Per il primo gruppo, dunque, ci troviamo di fronte a tre diversi registri. Si aggiungano infine le varie
attualizzazioni, gli adattamenti, le trasposizioni, e avremo le forme più estreme della naturalizzazione di un testo.
Anche per il secondo gruppo esistono tre diversi registri a seconda che si voglia rendere l’originalità di un’opera
senza trascurare l’originalità della lingua, oppure ricreare fedelmente l’odeur del secolo, oppure rendere il sapore di
un’opera non disgiunto dalla civiltà di cui è espressione.
Completamente diversi i criteri con cui Vinay e Darbelnet (Stylistique comparée du francais et de l’anglais, 1958)
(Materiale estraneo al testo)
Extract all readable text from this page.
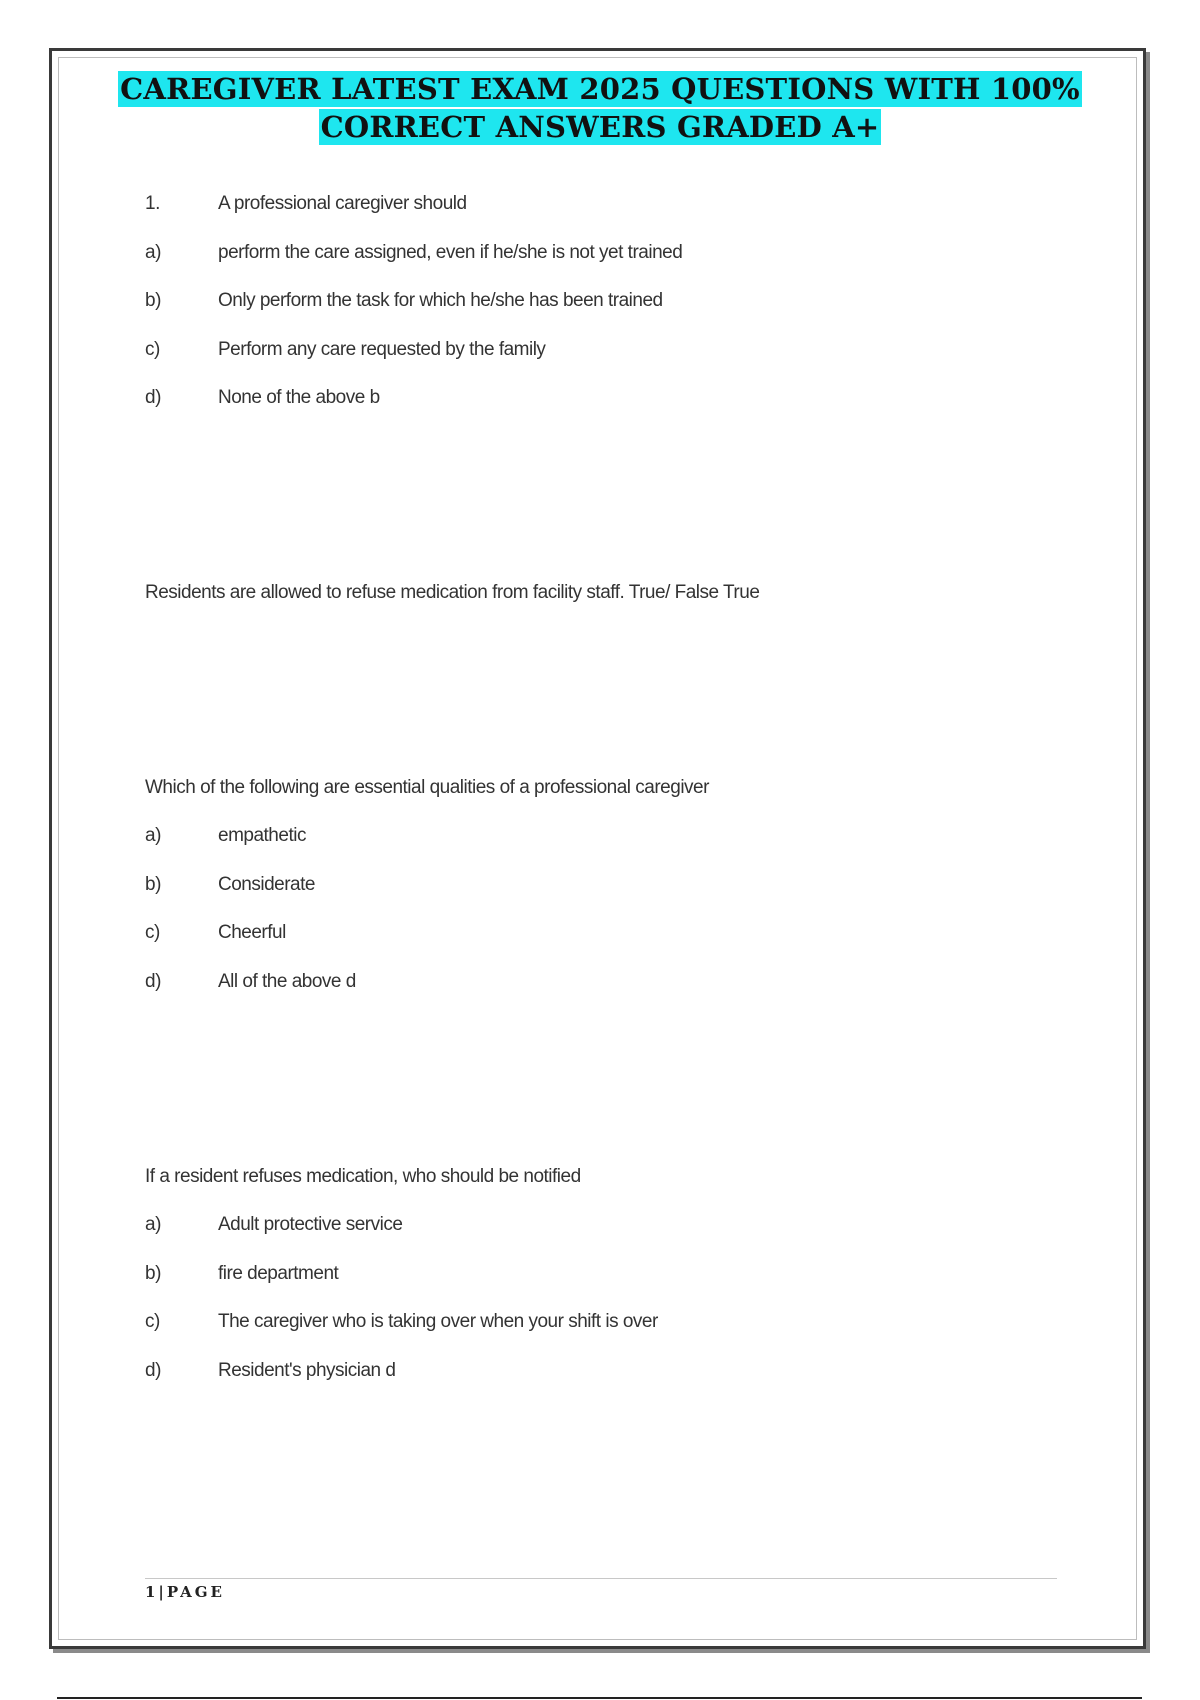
CAREGIVER LATEST EXAM 2025 QUESTIONS WITH 100%
CORRECT ANSWERS GRADED A+
1.	A professional caregiver should
a)	perform the care assigned, even if he/she is not yet trained
b)	Only perform the task for which he/she has been trained
c)	Perform any care requested by the family
d)	None of the above b
Residents are allowed to refuse medication from facility staff. True/ False True
Which of the following are essential qualities of a professional caregiver
a)	empathetic
b)	Considerate
c)	Cheerful
d)	All of the above d
If a resident refuses medication, who should be notified
a)	Adult protective service
b)	fire department
c)	The caregiver who is taking over when your shift is over
d)	Resident's physician d
1|PAGE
hanno proposto la loro classificazione dei fatti di traduzione, secondo cui tradurre risulterebbe sempre più difficile
salendo lungo la scala delle sette operazioni distinte che a torto chiamiamo ‘traduzione’:
- 1) imprestito, che trasmette direttamente il vocabolo straniero dalla lingua originale;
- 2) calco, un imprestito tradotto letteralmente (es. sottosviluppato vs. underdeveloped);
- 3) traduzione letterale parola per parola;
- 4) trasposizione, cioè sostituire una parte del discorso con un’altra senza cambiare il senso del messaggio
(es. after he comes back vs. al suo ritorno);
- 5) modulazione, cioè rendere il messaggio da un altro punto di vista (es. it is not difficult to show vs. è
facile mostrare);
- 6) equivalenza, il messaggio è tradotto con un messaggio diverso ma di senso uguale (es. comme un chien
dans un jeu de quilles vs. come un elefante tra le porcellane);
- 7) adattamento, con cui si cerca di tradurre una situazione intraducibile con un’altra simile.
A tutti questi tentativi vanno poi aggiunti alcuni nuovi lavori sull’attività dell’interprete, attività favorita dai trattati
di pace (J. Herbert, Le manuel de l’interpète, 1952) e profondamente diversa da quella del tradurre.
Il XX secolo, dunque, invece di fare una sintesi di tutte le esperienze valide si è caratterizzato per un notevole
fiorire di opinioni e teorie diverse.